Three years later, Kajiwara would lead the forces of Minamoto no Yoshitsune and Yoritomo into battle against their cousin Yoshinaka, and against the Taira.

Attached to Yoshitsune's force, Kajiwara reported back to Yoritomo on Yoshitsune's actions, in order to satisfy Yoritomo's suspicion and distrust of his brother. In one particular episode related in The Tale of the Heike, Kajiwara suggests, during the Battle of Yashima, that Yoshitsune equip the Minamoto ships with "reverse oars" should they need to retreat quickly. Yoshitsune responds with distaste to Kajiwara's advice, humiliating him by saying such an act would be cowardice. From that point until Yoritomo's death, the resentful Kajiwara did as much as he could to raise tensions between the brothers. His slander led Yoritomo, already suspicious of his younger brother, to eventually accuse Yoshitsune of plotting against the bakufu, which then led to his exile and eventual death.
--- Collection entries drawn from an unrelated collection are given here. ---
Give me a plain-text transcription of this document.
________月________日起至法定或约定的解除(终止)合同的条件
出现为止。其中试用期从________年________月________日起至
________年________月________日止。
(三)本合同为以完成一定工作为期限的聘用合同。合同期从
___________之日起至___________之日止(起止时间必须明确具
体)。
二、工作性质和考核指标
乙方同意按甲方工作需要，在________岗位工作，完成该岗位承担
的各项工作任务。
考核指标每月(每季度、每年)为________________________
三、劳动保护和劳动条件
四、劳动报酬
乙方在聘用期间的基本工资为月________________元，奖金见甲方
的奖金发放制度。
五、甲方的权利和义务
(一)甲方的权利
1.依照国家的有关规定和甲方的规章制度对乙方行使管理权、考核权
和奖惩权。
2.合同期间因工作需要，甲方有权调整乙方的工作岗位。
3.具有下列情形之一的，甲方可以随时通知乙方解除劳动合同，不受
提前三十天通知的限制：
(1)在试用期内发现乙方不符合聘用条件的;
Even after this, when the shogunate was successfully and firmly established, Kajiwara still caused tensions at court. He accused Yuki Tomomitsu of plotting against the Shōgun Minamoto no Yoriie; a number of members of the court tried to get rid of him, who eventually left for Suruga. The following year (1200), he was defeated and killed in battle along with his son Kagesue.

== Genealogy ==
Kajiwara Heima, a senior retainer of the Aizu domain in the 19th century, claimed descent from Kagetoki. His formal name, Kagetake (景武) shares a character with Kagetoki's name.